Secondo l’Adiconsum, infatti, l’etichetta discografica “ha chiesto a una società svizzera di software, la Logistep Ag, di individuare attraverso un programma, usato anche dalla polizia polacca, gli indirizzi in rete delle persone che scaricano musica. Una volta ottenuti gli IP, si sono rivolti al tribunale di Roma chiedendo di poter avere i nominativi corrispondenti dai provider italiani. Il tribunale in prima istanza ha negato il consenso, mandando una richiesta al Garante della privacy, che non ha dato risposta. In seconda istanza, sempre senza nessun riscontro dal Garante, il tribunale ha invece dato parere positivo. I provider sono quindi stati obbligati a fornire i nominativi dei loro clienti".

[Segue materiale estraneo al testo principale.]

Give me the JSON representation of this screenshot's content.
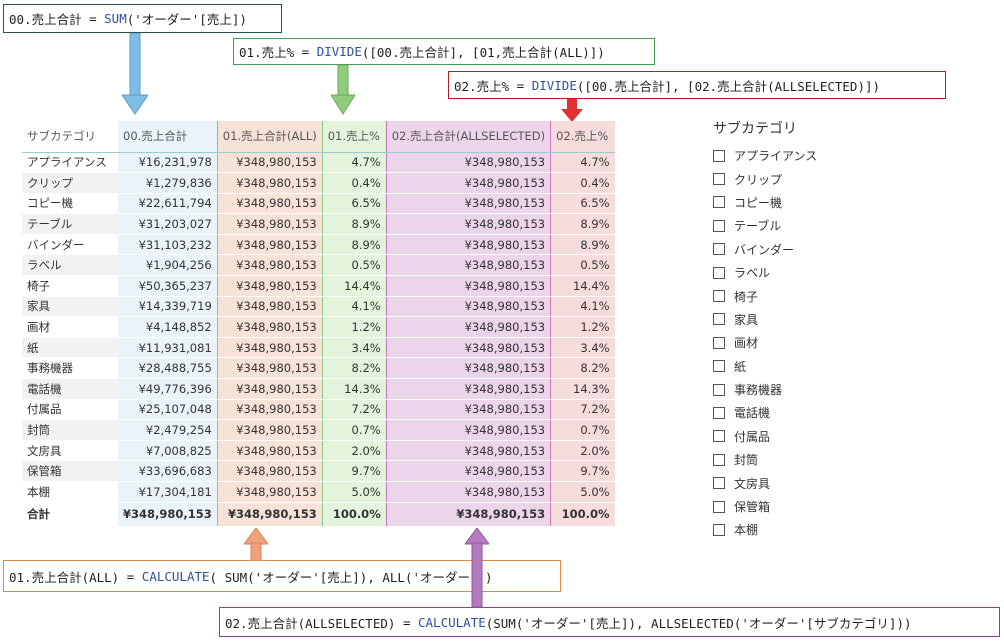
{
  "formulas": {
    "f0": {
      "name": "00.売上合計",
      "eq": " = ",
      "fn": "SUM",
      "args": "('オーダー'[売上])"
    },
    "f1": {
      "name": "01.売上%",
      "eq": " = ",
      "fn": "DIVIDE",
      "args": "([00.売上合計], [01,売上合計(ALL)])"
    },
    "f2": {
      "name": "02.売上%",
      "eq": " = ",
      "fn": "DIVIDE",
      "args": "([00.売上合計], [02.売上合計(ALLSELECTED)])"
    },
    "f3": {
      "name": "01.売上合計(ALL)",
      "eq": " = ",
      "fn": "CALCULATE",
      "args": "( SUM('オーダー'[売上]), ALL('オーダー'))"
    },
    "f4": {
      "name": "02.売上合計(ALLSELECTED)",
      "eq": " = ",
      "fn": "CALCULATE",
      "args": "(SUM('オーダー'[売上]), ALLSELECTED('オーダー'[サブカテゴリ]))"
    }
  },
  "table": {
    "headers": [
      "サブカテゴリ",
      "00.売上合計",
      "01.売上合計(ALL)",
      "01.売上%",
      "02.売上合計(ALLSELECTED)",
      "02.売上%"
    ],
    "rows": [
      [
        "アプライアンス",
        "¥16,231,978",
        "¥348,980,153",
        "4.7%",
        "¥348,980,153",
        "4.7%"
      ],
      [
        "クリップ",
        "¥1,279,836",
        "¥348,980,153",
        "0.4%",
        "¥348,980,153",
        "0.4%"
      ],
      [
        "コピー機",
        "¥22,611,794",
        "¥348,980,153",
        "6.5%",
        "¥348,980,153",
        "6.5%"
      ],
      [
        "テーブル",
        "¥31,203,027",
        "¥348,980,153",
        "8.9%",
        "¥348,980,153",
        "8.9%"
      ],
      [
        "バインダー",
        "¥31,103,232",
        "¥348,980,153",
        "8.9%",
        "¥348,980,153",
        "8.9%"
      ],
      [
        "ラベル",
        "¥1,904,256",
        "¥348,980,153",
        "0.5%",
        "¥348,980,153",
        "0.5%"
      ],
      [
        "椅子",
        "¥50,365,237",
        "¥348,980,153",
        "14.4%",
        "¥348,980,153",
        "14.4%"
      ],
      [
        "家具",
        "¥14,339,719",
        "¥348,980,153",
        "4.1%",
        "¥348,980,153",
        "4.1%"
      ],
      [
        "画材",
        "¥4,148,852",
        "¥348,980,153",
        "1.2%",
        "¥348,980,153",
        "1.2%"
      ],
      [
        "紙",
        "¥11,931,081",
        "¥348,980,153",
        "3.4%",
        "¥348,980,153",
        "3.4%"
      ],
      [
        "事務機器",
        "¥28,488,755",
        "¥348,980,153",
        "8.2%",
        "¥348,980,153",
        "8.2%"
      ],
      [
        "電話機",
        "¥49,776,396",
        "¥348,980,153",
        "14.3%",
        "¥348,980,153",
        "14.3%"
      ],
      [
        "付属品",
        "¥25,107,048",
        "¥348,980,153",
        "7.2%",
        "¥348,980,153",
        "7.2%"
      ],
      [
        "封筒",
        "¥2,479,254",
        "¥348,980,153",
        "0.7%",
        "¥348,980,153",
        "0.7%"
      ],
      [
        "文房具",
        "¥7,008,825",
        "¥348,980,153",
        "2.0%",
        "¥348,980,153",
        "2.0%"
      ],
      [
        "保管箱",
        "¥33,696,683",
        "¥348,980,153",
        "9.7%",
        "¥348,980,153",
        "9.7%"
      ],
      [
        "本棚",
        "¥17,304,181",
        "¥348,980,153",
        "5.0%",
        "¥348,980,153",
        "5.0%"
      ]
    ],
    "total": [
      "合計",
      "¥348,980,153",
      "¥348,980,153",
      "100.0%",
      "¥348,980,153",
      "100.0%"
    ]
  },
  "slicer": {
    "title": "サブカテゴリ",
    "items": [
      "アプライアンス",
      "クリップ",
      "コピー機",
      "テーブル",
      "バインダー",
      "ラベル",
      "椅子",
      "家具",
      "画材",
      "紙",
      "事務機器",
      "電話機",
      "付属品",
      "封筒",
      "文房具",
      "保管箱",
      "本棚"
    ]
  },
  "colors": {
    "arrow0": "#7fbde6",
    "arrow1": "#8fcd7a",
    "arrow2": "#e03030",
    "arrow3": "#f0a07a",
    "arrow4": "#b57abf"
  }
}
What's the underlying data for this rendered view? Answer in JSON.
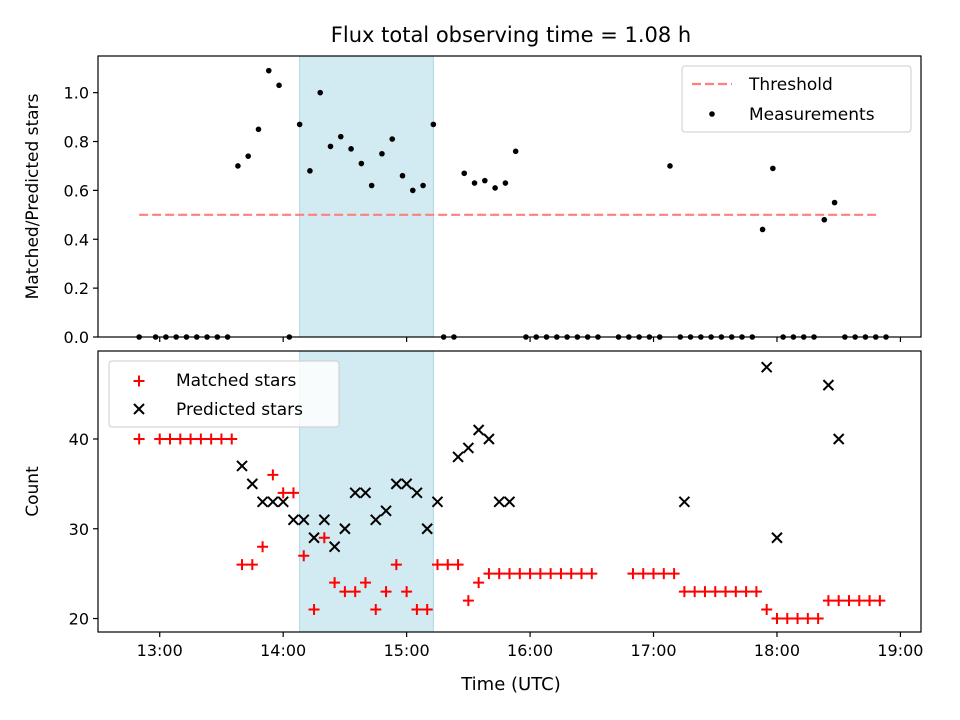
{
  "figure": {
    "title": "Flux total observing time = 1.08 h",
    "xlabel": "Time (UTC)",
    "x_tick_labels": [
      "13:00",
      "14:00",
      "15:00",
      "16:00",
      "17:00",
      "18:00",
      "19:00"
    ]
  },
  "colors": {
    "threshold": "#ff7f7f",
    "measurements": "#000000",
    "matched": "#ff0000",
    "predicted": "#000000",
    "shade": "#add8e6"
  },
  "chart_data": [
    {
      "type": "scatter",
      "panel": "top",
      "ylabel": "Matched/Predicted stars",
      "xlim": [
        "12:30",
        "19:10"
      ],
      "ylim": [
        0,
        1.15
      ],
      "y_ticks": [
        0.0,
        0.2,
        0.4,
        0.6,
        0.8,
        1.0
      ],
      "y_tick_labels": [
        "0.0",
        "0.2",
        "0.4",
        "0.6",
        "0.8",
        "1.0"
      ],
      "shaded_span": [
        "14:08",
        "15:13"
      ],
      "threshold": {
        "name": "Threshold",
        "y": 0.5,
        "x_range": [
          "12:50",
          "18:50"
        ]
      },
      "legend": {
        "position": "top-right",
        "entries": [
          "Threshold",
          "Measurements"
        ]
      },
      "series": [
        {
          "name": "Measurements",
          "marker": "dot",
          "x": [
            "12:50",
            "12:58",
            "13:03",
            "13:08",
            "13:13",
            "13:18",
            "13:23",
            "13:28",
            "13:33",
            "13:38",
            "13:43",
            "13:48",
            "13:53",
            "13:58",
            "14:03",
            "14:08",
            "14:13",
            "14:18",
            "14:23",
            "14:28",
            "14:33",
            "14:38",
            "14:43",
            "14:48",
            "14:53",
            "14:58",
            "15:03",
            "15:08",
            "15:13",
            "15:18",
            "15:23",
            "15:28",
            "15:33",
            "15:38",
            "15:43",
            "15:48",
            "15:53",
            "15:58",
            "16:03",
            "16:08",
            "16:13",
            "16:18",
            "16:23",
            "16:28",
            "16:33",
            "16:43",
            "16:48",
            "16:53",
            "16:58",
            "17:03",
            "17:08",
            "17:13",
            "17:18",
            "17:23",
            "17:28",
            "17:33",
            "17:38",
            "17:43",
            "17:48",
            "17:53",
            "17:58",
            "18:03",
            "18:08",
            "18:13",
            "18:18",
            "18:23",
            "18:28",
            "18:33",
            "18:38",
            "18:43",
            "18:48",
            "18:53"
          ],
          "y": [
            0,
            0,
            0,
            0,
            0,
            0,
            0,
            0,
            0,
            0.7,
            0.74,
            0.85,
            1.09,
            1.03,
            0,
            0.87,
            0.68,
            1.0,
            0.78,
            0.82,
            0.77,
            0.71,
            0.62,
            0.75,
            0.81,
            0.66,
            0.6,
            0.62,
            0.87,
            0,
            0,
            0.67,
            0.63,
            0.64,
            0.61,
            0.63,
            0.76,
            0,
            0,
            0,
            0,
            0,
            0,
            0,
            0,
            0,
            0,
            0,
            0,
            0,
            0.7,
            0,
            0,
            0,
            0,
            0,
            0,
            0,
            0,
            0.44,
            0.69,
            0,
            0,
            0,
            0,
            0.48,
            0.55,
            0,
            0,
            0,
            0,
            0
          ]
        }
      ]
    },
    {
      "type": "scatter",
      "panel": "bottom",
      "ylabel": "Count",
      "xlim": [
        "12:30",
        "19:10"
      ],
      "ylim": [
        18.5,
        49.8
      ],
      "y_ticks": [
        20,
        30,
        40
      ],
      "y_tick_labels": [
        "20",
        "30",
        "40"
      ],
      "shaded_span": [
        "14:08",
        "15:13"
      ],
      "legend": {
        "position": "top-left",
        "entries": [
          "Matched stars",
          "Predicted stars"
        ]
      },
      "series": [
        {
          "name": "Matched stars",
          "marker": "plus",
          "x": [
            "12:50",
            "13:00",
            "13:05",
            "13:10",
            "13:15",
            "13:20",
            "13:25",
            "13:30",
            "13:35",
            "13:40",
            "13:45",
            "13:50",
            "13:55",
            "14:00",
            "14:05",
            "14:10",
            "14:15",
            "14:20",
            "14:25",
            "14:30",
            "14:35",
            "14:40",
            "14:45",
            "14:50",
            "14:55",
            "15:00",
            "15:05",
            "15:10",
            "15:15",
            "15:20",
            "15:25",
            "15:30",
            "15:35",
            "15:40",
            "15:45",
            "15:50",
            "15:55",
            "16:00",
            "16:05",
            "16:10",
            "16:15",
            "16:20",
            "16:25",
            "16:30",
            "16:50",
            "16:55",
            "17:00",
            "17:05",
            "17:10",
            "17:15",
            "17:20",
            "17:25",
            "17:30",
            "17:35",
            "17:40",
            "17:45",
            "17:50",
            "17:55",
            "18:00",
            "18:05",
            "18:10",
            "18:15",
            "18:20",
            "18:25",
            "18:30",
            "18:35",
            "18:40",
            "18:45",
            "18:50"
          ],
          "y": [
            40,
            40,
            40,
            40,
            40,
            40,
            40,
            40,
            40,
            26,
            26,
            28,
            36,
            34,
            34,
            27,
            21,
            29,
            24,
            23,
            23,
            24,
            21,
            23,
            26,
            23,
            21,
            21,
            26,
            26,
            26,
            22,
            24,
            25,
            25,
            25,
            25,
            25,
            25,
            25,
            25,
            25,
            25,
            25,
            25,
            25,
            25,
            25,
            25,
            23,
            23,
            23,
            23,
            23,
            23,
            23,
            23,
            21,
            20,
            20,
            20,
            20,
            20,
            22,
            22,
            22,
            22,
            22,
            22
          ]
        },
        {
          "name": "Predicted stars",
          "marker": "x",
          "x": [
            "13:40",
            "13:45",
            "13:50",
            "13:55",
            "14:00",
            "14:05",
            "14:10",
            "14:15",
            "14:20",
            "14:25",
            "14:30",
            "14:35",
            "14:40",
            "14:45",
            "14:50",
            "14:55",
            "15:00",
            "15:05",
            "15:10",
            "15:15",
            "15:25",
            "15:30",
            "15:35",
            "15:40",
            "15:45",
            "15:50",
            "17:15",
            "17:55",
            "18:00",
            "18:25",
            "18:30"
          ],
          "y": [
            37,
            35,
            33,
            33,
            33,
            31,
            31,
            29,
            31,
            28,
            30,
            34,
            34,
            31,
            32,
            35,
            35,
            34,
            30,
            33,
            38,
            39,
            41,
            40,
            33,
            33,
            33,
            48,
            29,
            46,
            40
          ]
        }
      ]
    }
  ]
}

Grazie a questi dati personali, la Peppermint ha chiesto via raccomandata a migliaia di persone di pagare 330 euro di risarcimento, con la promessa di non ripetere più l'illecito (pena altri 10.000 euro di multa), al fine di evitare che la stessa casa discografica "provveda a sporgere denuncia/querela penale e a intraprendere le azioni civili".
Secondo Altroconsumo le informazioni della Logistep non possono essere considerate “una prova”, perché non sono stati valutati né in contraddittorio né davanti al giudice. “Inoltre – aggiunge l’associazione di consumatori – proprio perché l'IP identifica un pc (in molti casi neanche quello, pensiamo soltanto alle reti Wi-fi) e non chi lo usa, la responsabilità non può essere addossata automaticamente al proprietario e neanche è possibile costringerlo (ammesso che sia in grado di dirlo) a rivelare chi usa il suo computer o a dedurre la colpevolezza da un eventuale diniego”.